30 January 2009


A typical artificial strawberry flavor, like the kind found in a Burger King strawberry milk shake, contains the following ingredients: amyl acetate, amyl butyrate, amyl valerate, anethol, anisyl formate, benzyl acetate, benzyl isobutyrate, butyric acid, cinnamyl isobutyrate, cinnamyl valerate, cognac essential oil, diacetyl, dipropyl ketone, ethyl acetate, ethyl amyl ketone, ethyl butyrate, ethyl cinnamate, ethyl heptanoate, ethyl heptylate, ethyl lactate, ethyl methylphenylglycidate, ethyl nitrate, ethyl propionate, ethyl valerate, heliotropin, hydroxyphenyl-2-butanone (10 percent solution in alcohol), a-ionone, isobutyl anthranilate, isobutyl butyrate, lemon essential oil, maltol, 4-methylacetophenone, methyl anthranilate, methyl benzoate, methyl cinnamate, methyl heptine carbonate, methyl naphthyl ketone, methyl salicylate, mint essential oil, neroli essential oil, nerolin, neryl isobutyrate, orris butter, phenethyl alcohol, rose, rum ether, g-undecalactone, vanillin, and solvent.
(excerpted from
Eric Schlosser's book 'Fast Food Nation' via rense.com)

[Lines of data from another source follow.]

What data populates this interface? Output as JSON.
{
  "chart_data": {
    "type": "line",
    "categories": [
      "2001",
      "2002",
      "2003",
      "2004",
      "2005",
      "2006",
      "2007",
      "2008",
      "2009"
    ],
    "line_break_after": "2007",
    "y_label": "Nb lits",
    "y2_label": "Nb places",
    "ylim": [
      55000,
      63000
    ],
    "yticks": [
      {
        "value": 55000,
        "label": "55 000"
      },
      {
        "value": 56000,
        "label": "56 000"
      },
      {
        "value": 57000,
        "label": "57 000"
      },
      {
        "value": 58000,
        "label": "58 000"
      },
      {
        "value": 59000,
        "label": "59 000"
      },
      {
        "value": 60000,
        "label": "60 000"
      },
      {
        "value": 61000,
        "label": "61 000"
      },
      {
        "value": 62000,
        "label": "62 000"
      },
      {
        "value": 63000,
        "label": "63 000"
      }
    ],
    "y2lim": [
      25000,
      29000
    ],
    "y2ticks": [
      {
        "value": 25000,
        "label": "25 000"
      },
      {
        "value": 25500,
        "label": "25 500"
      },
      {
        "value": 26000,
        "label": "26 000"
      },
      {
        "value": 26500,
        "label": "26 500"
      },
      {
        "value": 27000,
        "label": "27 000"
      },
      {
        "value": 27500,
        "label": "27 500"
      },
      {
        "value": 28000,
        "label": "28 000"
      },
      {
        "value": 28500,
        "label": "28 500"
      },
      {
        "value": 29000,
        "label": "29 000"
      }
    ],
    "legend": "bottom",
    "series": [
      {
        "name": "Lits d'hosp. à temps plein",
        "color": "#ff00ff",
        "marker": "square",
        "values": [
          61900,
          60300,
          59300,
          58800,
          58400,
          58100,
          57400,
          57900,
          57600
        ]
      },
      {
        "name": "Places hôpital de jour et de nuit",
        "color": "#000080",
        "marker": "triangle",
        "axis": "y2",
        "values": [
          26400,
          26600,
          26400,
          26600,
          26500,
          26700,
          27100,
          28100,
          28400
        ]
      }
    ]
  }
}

But are "natural flavors" healthier? Not necessarily. To be considered natural, they just need to be derived from natural sources. So a single chemical substance may be extracted with powerful, toxic solvents. When a food product lists "natural flavors", you have no idea what it is, what plant or animal it is derived from, or what chemicals were used (and may still be present in trace amounts), or what changes were induced in the substance. Of course, some natural flavors ARE quite safe. Vanilla extract, for example, is just an alcohol tincture of vanilla beans. That is, if it was produced ethically.